Topotecan is a semisynthetic derivative of camptothecin; this antitumor agent acts as a topoisomerase I inhibitor, thus causing double-strand DNA damage during DNA synthesis. This oral formulation of topotecan was approved on October 12, 2007, for the treatment of relapsed small cell lung cancer (SCLC) in patients with a prior complete or partial response who are ≥45 days from the end of first-line chemotherapy.

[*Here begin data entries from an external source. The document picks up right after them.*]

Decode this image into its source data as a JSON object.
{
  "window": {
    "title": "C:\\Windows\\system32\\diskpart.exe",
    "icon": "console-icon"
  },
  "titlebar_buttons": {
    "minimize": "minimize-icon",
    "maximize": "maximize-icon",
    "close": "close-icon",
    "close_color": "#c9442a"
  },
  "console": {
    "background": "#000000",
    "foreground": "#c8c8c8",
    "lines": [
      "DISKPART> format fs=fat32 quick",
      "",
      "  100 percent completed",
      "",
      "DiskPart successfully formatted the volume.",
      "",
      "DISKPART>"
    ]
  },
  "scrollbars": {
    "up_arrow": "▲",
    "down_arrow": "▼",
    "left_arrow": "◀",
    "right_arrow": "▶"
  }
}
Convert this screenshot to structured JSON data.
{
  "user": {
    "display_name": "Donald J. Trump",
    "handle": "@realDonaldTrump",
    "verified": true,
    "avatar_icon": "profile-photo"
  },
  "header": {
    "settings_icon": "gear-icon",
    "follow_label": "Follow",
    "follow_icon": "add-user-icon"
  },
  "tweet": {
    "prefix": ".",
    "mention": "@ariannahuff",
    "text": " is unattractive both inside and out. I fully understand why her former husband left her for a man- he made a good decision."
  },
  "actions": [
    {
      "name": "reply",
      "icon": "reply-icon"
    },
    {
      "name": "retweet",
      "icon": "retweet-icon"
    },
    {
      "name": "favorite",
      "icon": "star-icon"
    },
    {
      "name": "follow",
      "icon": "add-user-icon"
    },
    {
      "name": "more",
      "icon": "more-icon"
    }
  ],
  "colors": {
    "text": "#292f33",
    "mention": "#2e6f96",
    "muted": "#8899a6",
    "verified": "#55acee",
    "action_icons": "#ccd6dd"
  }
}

Efficacy. The efficacy of this agent was evaluated in a randomized, comparative, open-label trial in patients with relapsed SCLC who were prior responders to first-line chemotherapy, were not considered candidates for standard intravenous (IV) chemotherapy, and had relapsed $45 days from the end of first-line chemotherapy. Patients were randomized to oral topotecan 2.3 mg/m2 /d for 5 consecutive days, repeated every 21 days, plus best supportive care (BSC) (n=71) or to BSC alone (n=70). The primary end point in the study was overall survival. Patients treated with oral topotecan plus BSC received a median of 4 treatment courses, with a median topotecan dose intensity of 3.77 mg/m2/wk. Patients treated with topotecan plus BSC demonstrated a statistically significant improvement in overall survival (25.9 wk; 95% CI, 18.3–31.6) compared with patients treated with BSC alone (13.9 wk; 95% CI, 11.1–18.6; HR=0.64; 95% CI, 0.45–0.90; log-rank P=.0104).

Safety. Bone marrow suppression (primarily manifested as neutropenia) is a dose-limiting toxicity of topotecan treatment. Topotecan-induced neutro-penia can also lead to neutropenic colitis; fatalities caused by neutropenic colitis have been reported in topotecan-treated patients. Topotecan should be administered only to patients with adequate bone marrow reserves, and patients' peripheral blood cell counts should be closely monitored during treatment. Severe diarrhea has been reported in patients treated with oral topotecan; this treatment-related diarrhea is associated with significant morbidity and should therefore be aggressively managed. This agent may cause fetal harm in pregnant women. The most common adverse events reported in association with topotecan treatment include anemia, leukopenia, neutropenia, thrombocytopenia, nausea, diarrhea, vomiting, alopecia, fatigue, anorexia, asthenia, and pyrexia.